Going to School From Here: Why Education Can't Be an Afterthought in Residential Care
Looked-after children are among the most educationally disadvantaged group in the country. The statistics are well known. What is less discussed is the specific role a residential home plays in either widening or narrowing that gap.
The educational attainment figures for looked-after children have been consistent for long enough to stop being surprising, which is itself a kind of indictment. At every key stage, children in care underperform their peers by a margin that cannot be explained by prior disadvantage alone — or rather, the prior disadvantage is real, but the gap continues to widen during the care period, not only before it. The care system, which is meant to improve outcomes, frequently does not improve educational ones. This is known. It is acknowledged in policy documents, noted in inspection frameworks, and then the conversation tends to move on, because the structural reasons for it are large and the easy levers are few. What is less discussed is the specific contribution — positive or negative — that a residential home makes to the educational life of the young people in it. That contribution is not a marginal variable.
Personal Education Plans are the formal mechanism through which a looked-after child's educational needs are supposed to be identified, resourced, and tracked. The theory is sound: every child in care has a named lead professional at school, a plan that is reviewed twice a year, a ringfenced Pupil Premium Plus allocation to fund targeted support, and a Virtual School Head whose job is to monitor and promote educational attendance and attainment across the local authority's looked-after cohort. In practice, PEPs vary enormously in quality. Some are detailed, regularly updated, and actively used by teachers and residential staff alike. Others are compliance documents completed to satisfy a deadline, sitting in a portal that neither the school nor the home has looked at since the last review. A PEP that exists but is not used is not a safety net. It is a paper record of a safety net that was never deployed.
The relationship between a residential home and the schools attended by its young people is one of the more undervalued levers in the whole system. A home that treats school attendance as a priority — that gets young people up on difficult mornings, that advocates at school when a young person is struggling rather than accepting an informal exclusion, that knows the SENCO and the form tutor by name and maintains a real relationship with them — is not doing optional extra work. It is making a direct intervention in a young person's long-term prospects. Exclusion rates for looked-after children are significantly higher than for the general population, and fixed-period exclusions often function as the precursor to permanent exclusion, to alternative provision, to a significant narrowing of educational possibility. Many of these exclusions are preventable, but only if the home is involved early enough to influence what happens, not just logging the outcome.

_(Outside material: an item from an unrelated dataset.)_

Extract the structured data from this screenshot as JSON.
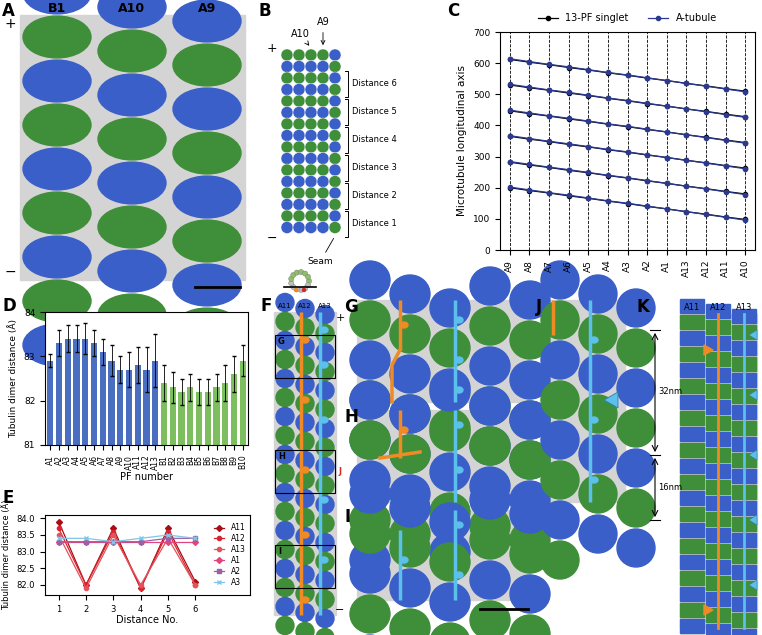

There is a particular challenge that residential homes face that schools do not always appreciate, and that schools face that homes do not always appreciate, and this mutual misunderstanding does a great deal of quiet damage. Schools working with a looked-after child need to understand what daily life in a residential setting involves: the complexity of a young person who may have had three placements in eighteen months, who may have attachment disruption that makes group learning environments particularly difficult, who may have missed months of schooling through placement moves, and who may be simultaneously managing contact arrangements, therapeutic appointments, and the ordinary social challenges of adolescence on top of whatever trauma history preceded the placement. Residential homes, in return, need to take school seriously as a domain — not to treat it as one of many competing demands on a young person's time, but as the one consistent institutional structure in a young person's week that can offer continuity, identity, and a sense of future. A home culture that subtly communicates that school is optional, or that missing a Monday is not a significant matter, is undermining something that is genuinely difficult to recover.
What the homes that do this well have in common is not specialist educational expertise. It is the same quality that distinguishes good practice across all aspects of residential care: sustained attention and genuine advocacy. They know which young person is finding which subject hard and why. They create the conditions — quiet evenings, a desk, a broadband connection that works — for homework to happen without drama. They celebrate educational progress in the way they would celebrate any other progress, without making it freighted or performative. When a young person goes to school on a morning when every part of them wants to remain in bed, someone in the home knows what it cost them to do it, and says so. The looked-after child who arrives at eighteen with qualifications, with a relationship to learning that survived the care system, with a sense of themselves as someone with a future — that outcome is not produced by a PEP. It is produced by a thousand small insistences, over years, by adults who treated their education as worth fighting for.